Insights: News 2019 Colorado Super Lawyers Pro Bono Spotlight on Giving

Super Lawyers

One Tuesday last June, while Karam Saab was writing a letter arguing with the U.S. Patent and Trademark Office over one of his clients’ rejected inventions, he received an urgent email. A single mother from Guatemala was being held at an ICE detention facility in nearby Aurora; immigration officials had separated her from her 10-year-old adopted daughter, who was at a New York facility.

As a patent attorney, Saab had little experience with such cases. But he rushed to the suburbs to meet the woman, who spoke Q’anjob’al, a Mayan language known to about 75,000 people in the world. He found an interpreter for her second language, Spanish, and they prepped for a bond hearing three days away. "Fly by the seat of your pants," Saab says. "It’s one thing if a major corporation doesn’t get one of their patents filed by a certain date. It’s a different story if a mom doesn’t get reunited with her daughter. A different form of stress."

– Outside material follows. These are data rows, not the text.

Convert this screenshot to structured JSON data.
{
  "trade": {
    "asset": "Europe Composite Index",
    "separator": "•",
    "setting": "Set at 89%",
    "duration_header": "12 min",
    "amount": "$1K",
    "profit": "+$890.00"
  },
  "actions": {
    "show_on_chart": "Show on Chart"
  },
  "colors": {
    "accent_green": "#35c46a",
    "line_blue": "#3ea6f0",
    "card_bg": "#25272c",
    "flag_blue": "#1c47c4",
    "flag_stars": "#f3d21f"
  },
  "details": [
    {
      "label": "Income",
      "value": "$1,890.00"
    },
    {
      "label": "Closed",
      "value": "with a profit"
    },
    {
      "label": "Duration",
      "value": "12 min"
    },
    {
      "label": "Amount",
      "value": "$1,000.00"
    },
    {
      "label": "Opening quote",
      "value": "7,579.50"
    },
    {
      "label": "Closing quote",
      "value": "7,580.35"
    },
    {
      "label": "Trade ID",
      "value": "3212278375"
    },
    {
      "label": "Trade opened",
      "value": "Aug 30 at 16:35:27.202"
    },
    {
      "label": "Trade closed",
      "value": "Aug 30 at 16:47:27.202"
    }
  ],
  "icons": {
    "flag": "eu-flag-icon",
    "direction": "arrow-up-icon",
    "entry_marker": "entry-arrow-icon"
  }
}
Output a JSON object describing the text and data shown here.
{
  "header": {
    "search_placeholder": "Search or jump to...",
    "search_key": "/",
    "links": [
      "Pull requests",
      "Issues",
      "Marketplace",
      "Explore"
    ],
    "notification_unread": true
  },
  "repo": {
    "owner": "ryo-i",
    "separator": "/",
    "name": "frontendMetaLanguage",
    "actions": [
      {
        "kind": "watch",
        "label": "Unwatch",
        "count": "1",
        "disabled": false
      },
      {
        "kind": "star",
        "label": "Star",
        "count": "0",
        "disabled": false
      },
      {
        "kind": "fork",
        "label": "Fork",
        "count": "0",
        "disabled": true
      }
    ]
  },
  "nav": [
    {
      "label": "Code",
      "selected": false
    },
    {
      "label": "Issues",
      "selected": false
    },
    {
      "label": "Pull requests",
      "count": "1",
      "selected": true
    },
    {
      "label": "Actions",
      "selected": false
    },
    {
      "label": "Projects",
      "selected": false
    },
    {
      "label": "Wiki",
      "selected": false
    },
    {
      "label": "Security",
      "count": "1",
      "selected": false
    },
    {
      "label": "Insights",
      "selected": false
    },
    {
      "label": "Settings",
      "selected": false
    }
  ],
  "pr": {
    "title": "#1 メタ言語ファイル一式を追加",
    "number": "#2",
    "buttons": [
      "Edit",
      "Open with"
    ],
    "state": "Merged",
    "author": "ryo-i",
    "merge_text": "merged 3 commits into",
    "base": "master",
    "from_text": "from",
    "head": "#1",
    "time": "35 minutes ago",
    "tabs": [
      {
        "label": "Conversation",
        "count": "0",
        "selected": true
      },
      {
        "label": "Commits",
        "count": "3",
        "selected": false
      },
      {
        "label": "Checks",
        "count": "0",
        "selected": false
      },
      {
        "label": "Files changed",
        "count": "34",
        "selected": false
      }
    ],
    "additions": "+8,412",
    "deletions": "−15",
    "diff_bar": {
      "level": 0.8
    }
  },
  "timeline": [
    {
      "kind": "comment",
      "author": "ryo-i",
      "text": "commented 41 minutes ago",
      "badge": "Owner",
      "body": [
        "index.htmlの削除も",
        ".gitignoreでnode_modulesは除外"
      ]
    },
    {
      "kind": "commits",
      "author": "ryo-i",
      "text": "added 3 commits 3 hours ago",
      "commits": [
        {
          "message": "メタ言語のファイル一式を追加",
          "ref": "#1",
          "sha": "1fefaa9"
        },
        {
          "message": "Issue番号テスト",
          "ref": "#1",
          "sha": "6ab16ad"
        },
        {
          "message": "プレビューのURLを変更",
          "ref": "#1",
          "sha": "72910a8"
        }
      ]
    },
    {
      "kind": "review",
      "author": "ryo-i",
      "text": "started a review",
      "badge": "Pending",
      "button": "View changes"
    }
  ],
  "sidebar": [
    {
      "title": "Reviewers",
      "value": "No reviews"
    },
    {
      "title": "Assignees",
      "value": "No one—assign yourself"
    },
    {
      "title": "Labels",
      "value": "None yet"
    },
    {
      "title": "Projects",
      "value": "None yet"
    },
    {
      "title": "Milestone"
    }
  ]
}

Saab, 37, and his IP-litigator colleague, Matt Holohan, 40, are sitting at a conference table in open-collar shirts on a casual Friday at Kilpatrick Townsend in downtown Denver. Before getting his law degree, Saab was an engineer who worked on military jets for a defense contractor; Holohan earned a physics degree prior to law school. They’ve worked together for years, consulting now and then on each other’s cases and bonding in 2018 at a firmwide charity drive in which their teams finished last and, as a punishment, had to smash eggs on each other’s heads.